Gamin, je rêvais sur Pierre Very, sur Steeman, Edgar Poe, les Simenon " Fayard ", etc, tous ces géants, toujours inégalés, je pense – les pionniers - , et je les dévorais. De mon point de vue, ce genre littéraire doit demeurer une évasion, une part de rêve, un dépaysement ; tant pour l’auteur que pour le lecteur. C’est vrai que pour raconter de telles histoires ce n’est pas une mince affaire, il faut foutre ses tripes sur le papier, rien à voir avec le roman gnian-gnian dit " roman nombril ", lui sans danger. (Et un petit coup de pied en vache en passant !). Une part de rêve. Cela dit, je pense que ce type de roman doit certes comporter un coté réaliste, mais seulement en toile de fond. Là-dessus peut être greffée une histoire baroque (mais toujours difficile à construire). Il existe des lecteurs pour ce type de récits…) (Un bel exemple : les nouvelles de Marcel Aymé, celles de Gogol !) Ce genre littéraire est donc pour moi un rêve d’enfance qui se poursuit, j’écris aujourd’hui un roman ou une nouvelle avec autant de plaisir, la même passion que pour mon premier ouvrage (le premier " roman " concocté à l’age de dix ans). L’écriture d’un ours terminée il faut lâcher tout ça ! C’est toujours pour moi un moment de tristesse – le beau voyage est fini ! – lorsque, même à bout de souffle, il faut inscrire le mot " fin " sur le manus. Comme lorsque, enfant, je regardais le cirque plier ses tentes et pousser ses fauves dans un camion. La fête est finie ! C’est ça, pour moi, l’écriture d’un polar. Et on attend avec impatience la visite de la Muse qui vous remettra le billet pour un nouveau voyage…
Et pourquoi cette préférence pour le genre noir ? Dès mon jeune age j’avais déjà une prédilection pour les films noirs américains, les histoires de crapules, j’étais même en admiration devant le docteur Crespi ! Le méchant – c’est le personnage essentiel du roman noir – parle beaucoup plus, me semble-t-il, à l’imagination que ne peut le faire le " gentil "… Et puis il y a la phrase de François Mauriac, elle illustre bien ce genre, phrase selon laquelle les âmes boueuses ont une histoire… alors que les âmes propres, ma foi… Songeons aussi à Balzac. Cet écrivain, pour beaucoup de ses livres, peut entrer dans le panthéon du roman noir, lui qui, mieux que personne, et avec quelle maestria ! a disséqué la scélératesse humaine !

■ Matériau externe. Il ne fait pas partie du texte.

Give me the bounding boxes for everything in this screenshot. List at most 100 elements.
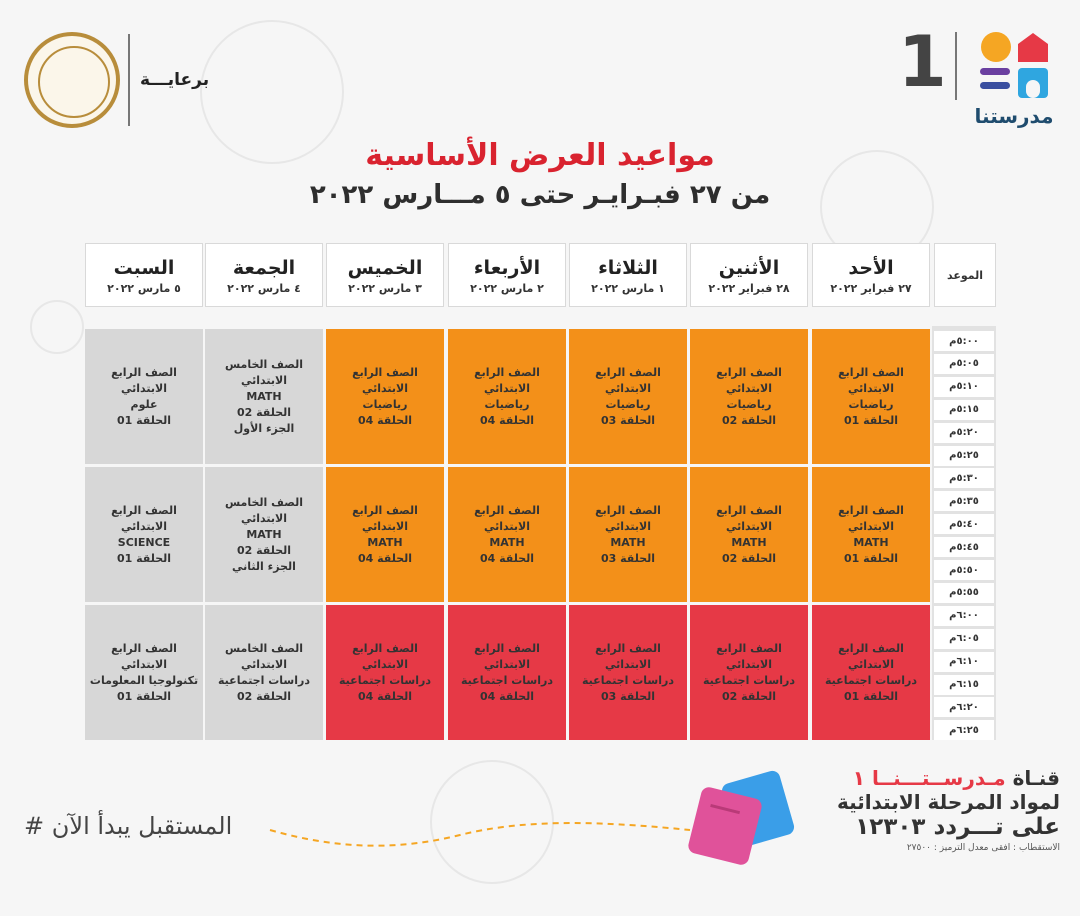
channel-frequency: على تـــردد ١٢٣٠٣ [855, 814, 1060, 840]
slot-text-line: MATH [246, 389, 282, 403]
day-header: الأحد ٢٧ فبراير ٢٠٢٢ [812, 243, 930, 307]
schedule-slot: الصف الرابع الابتدائي رياضيات الحلقة 02 [690, 329, 808, 464]
schedule-slot: الصف الخامس الابتدائي MATH الحلقة 02 الجزء … [205, 329, 323, 464]
books-icon [688, 770, 795, 865]
divider [955, 32, 957, 100]
day-date: ٥ مارس ٢٠٢٢ [107, 281, 181, 295]
slot-text-line: MATH [367, 535, 403, 549]
time-slot: ٥:٤٥م [934, 537, 994, 558]
slot-text-line: رياضيات [362, 397, 408, 411]
slot-text-line: الحلقة 01 [116, 551, 172, 565]
slot-text-line: الصف الرابع الابتدائي [352, 503, 418, 533]
slot-text-line: الصف الخامس الابتدائي [225, 641, 303, 671]
channel-prefix: قنـاة [1005, 766, 1060, 790]
schedule-slot: الصف الرابع الابتدائي دراسات اجتماعية الحل… [690, 605, 808, 740]
slot-text-line: MATH [731, 535, 767, 549]
slot-text-line: الحلقة 01 [116, 413, 172, 427]
schedule-slot: الصف الرابع الابتدائي دراسات اجتماعية الحل… [448, 605, 566, 740]
slot-text-line: دراسات اجتماعية [461, 673, 553, 687]
slot-text-line: الحلقة 02 [721, 689, 777, 703]
slot-text-line: دراسات اجتماعية [339, 673, 431, 687]
time-slot: ٥:٥٠م [934, 560, 994, 580]
time-slot: ٥:٠٥م [934, 353, 994, 374]
time-slot: ٥:٥٥م [934, 582, 994, 603]
day-date: ٢٧ فبراير ٢٠٢٢ [830, 281, 912, 295]
slot-text-line: MATH [489, 535, 525, 549]
day-name: السبت [113, 256, 175, 279]
day-header: الجمعة ٤ مارس ٢٠٢٢ [205, 243, 323, 307]
schedule-slot: الصف الرابع الابتدائي MATH الحلقة 04 [326, 467, 444, 602]
slot-text-line: الصف الخامس الابتدائي [225, 495, 303, 525]
slot-text-line: علوم [130, 397, 158, 411]
slot-text-line: رياضيات [848, 397, 894, 411]
slot-text-line: الصف الرابع الابتدائي [474, 503, 540, 533]
slot-text-line: الحلقة 04 [479, 689, 535, 703]
schedule-slot: الصف الرابع الابتدائي رياضيات الحلقة 04 [448, 329, 566, 464]
slot-text-line: الصف الرابع الابتدائي [838, 503, 904, 533]
day-date: ١ مارس ٢٠٢٢ [591, 281, 665, 295]
channel-name-line: قنـاة مـدرســتـــنــا ١ [837, 766, 1060, 790]
slot-text-line: الحلقة 03 [600, 551, 656, 565]
time-slot: ٦:٠٠م [934, 605, 994, 626]
time-slot: ٦:١٠م [934, 651, 994, 672]
time-slot: ٥:٠٠م [934, 331, 994, 351]
schedule-slot: الصف الرابع الابتدائي رياضيات الحلقة 04 [326, 329, 444, 464]
time-slot: ٦:٢٠م [934, 697, 994, 718]
dashed-path [269, 822, 691, 847]
day-name: الثلاثاء [598, 256, 658, 279]
logo-text: مدرستنا [974, 104, 1054, 128]
time-slot: ٥:١٥م [934, 399, 994, 420]
slot-text-line: الصف الرابع الابتدائي [595, 365, 661, 395]
day-header: السبت ٥ مارس ٢٠٢٢ [85, 243, 203, 307]
time-slot: ٥:٢٠م [934, 422, 994, 443]
sponsor-label: برعايـــة [140, 70, 210, 90]
slot-text-line: الحلقة 02 [236, 689, 292, 703]
divider [128, 34, 130, 126]
day-name: الأربعاء [473, 256, 541, 279]
slot-text-line: الصف الرابع الابتدائي [352, 641, 418, 671]
schedule-slot: الصف الرابع الابتدائي تكنولوجيا المعلومات… [85, 605, 203, 740]
time-column-header: الموعد [934, 243, 996, 307]
slot-text-line: الصف الرابع الابتدائي [595, 503, 661, 533]
day-header: الأثنين ٢٨ فبراير ٢٠٢٢ [690, 243, 808, 307]
slot-text-line: الصف الرابع الابتدائي [838, 641, 904, 671]
time-slot: ٥:١٠م [934, 376, 994, 397]
slot-text-line: الحلقة 01 [843, 551, 899, 565]
schedule-slot: الصف الرابع الابتدائي علوم الحلقة 01 [85, 329, 203, 464]
slot-text-line: دراسات اجتماعية [582, 673, 674, 687]
background-doodle [30, 300, 84, 354]
time-slot: ٦:١٥م [934, 674, 994, 695]
time-slot: ٥:٢٥م [934, 445, 994, 466]
channel-polarization: الاستقطاب : افقى معدل الترميز : ٢٧٥٠٠ [906, 843, 1060, 853]
slot-text-line: دراسات اجتماعية [218, 673, 310, 687]
day-header: الثلاثاء ١ مارس ٢٠٢٢ [569, 243, 687, 307]
slot-text-line: SCIENCE [117, 535, 171, 549]
slot-text-line: MATH [853, 535, 889, 549]
schedule-slot: الصف الرابع الابتدائي MATH الحلقة 03 [569, 467, 687, 602]
slot-text-line: الصف الرابع الابتدائي [474, 365, 540, 395]
slot-text-line: الحلقة 04 [357, 689, 413, 703]
madrasatona-logo-icon [980, 32, 1048, 98]
time-slot: ٦:٠٥م [934, 628, 994, 649]
schedule-slot: الصف الرابع الابتدائي دراسات اجتماعية الحل… [569, 605, 687, 740]
day-date: ٢ مارس ٢٠٢٢ [470, 281, 544, 295]
day-date: ٣ مارس ٢٠٢٢ [348, 281, 422, 295]
time-slot: ٦:٢٥م [934, 720, 994, 741]
slot-text-line: MATH [246, 527, 282, 541]
background-doodle [200, 20, 344, 164]
slot-text-line: الحلقة 01 [116, 689, 172, 703]
slot-text-line: MATH [610, 535, 646, 549]
slot-text-line: الصف الرابع الابتدائي [716, 641, 782, 671]
page-subtitle: من ٢٧ فبـرايـر حتى ٥ مـــارس ٢٠٢٢ [309, 180, 771, 210]
slot-text-line: الصف الرابع الابتدائي [716, 503, 782, 533]
slot-text-line: الحلقة 02 [721, 413, 777, 427]
slot-text-line: رياضيات [726, 397, 772, 411]
day-name: الأثنين [718, 256, 780, 279]
slot-text-line: الصف الرابع الابتدائي [111, 641, 177, 671]
slot-text-line: الصف الرابع الابتدائي [111, 503, 177, 533]
slot-text-line: الحلقة 03 [600, 413, 656, 427]
slot-text-line: الحلقة 02 [236, 543, 292, 557]
schedule-slot: الصف الرابع الابتدائي SCIENCE الحلقة 01 [85, 467, 203, 602]
channel-name: مـدرســتـــنــا ١ [852, 766, 1006, 790]
schedule-slot: الصف الرابع الابتدائي رياضيات الحلقة 01 [812, 329, 930, 464]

Alors, tous au polar ! Et retroussons nos manches, nous les petits génies… dérangeants, car on a tendance à éviter de trop parler de nous… Ferions nous peur ? On ne nous met pas trop sous les éclairages… nous restons au fond de la classe, près du radiateur… Tant mieux. Est-ce que ce magicien, le marionnettiste, se montre ? Voyons ! S’il le faisait, ça foutrait tout en l’air !
Pierre Siniac
Courrier daté du 14 décembre 2001
Moi qui n'aime pas tellement le roman noir français à part JP Manchette
Et quelque autres , je l'ai découvert à la médiathèque de l'institut français
De Marrakech et j'ai beaucoup aimé , je n'ai pas décroché de sa lecture
Le peu d'heures qui me restaient après des journées de labeur harassant
Composées de peintures, voyages, oursins, rencontres ,golf, peoples,
Pontes , huiles et autres homards.
Je vous en conseille donc la lecture , ça changera des merdes de best sellers
A la mode comme millenium et autres Dan Brown !!!!!!!!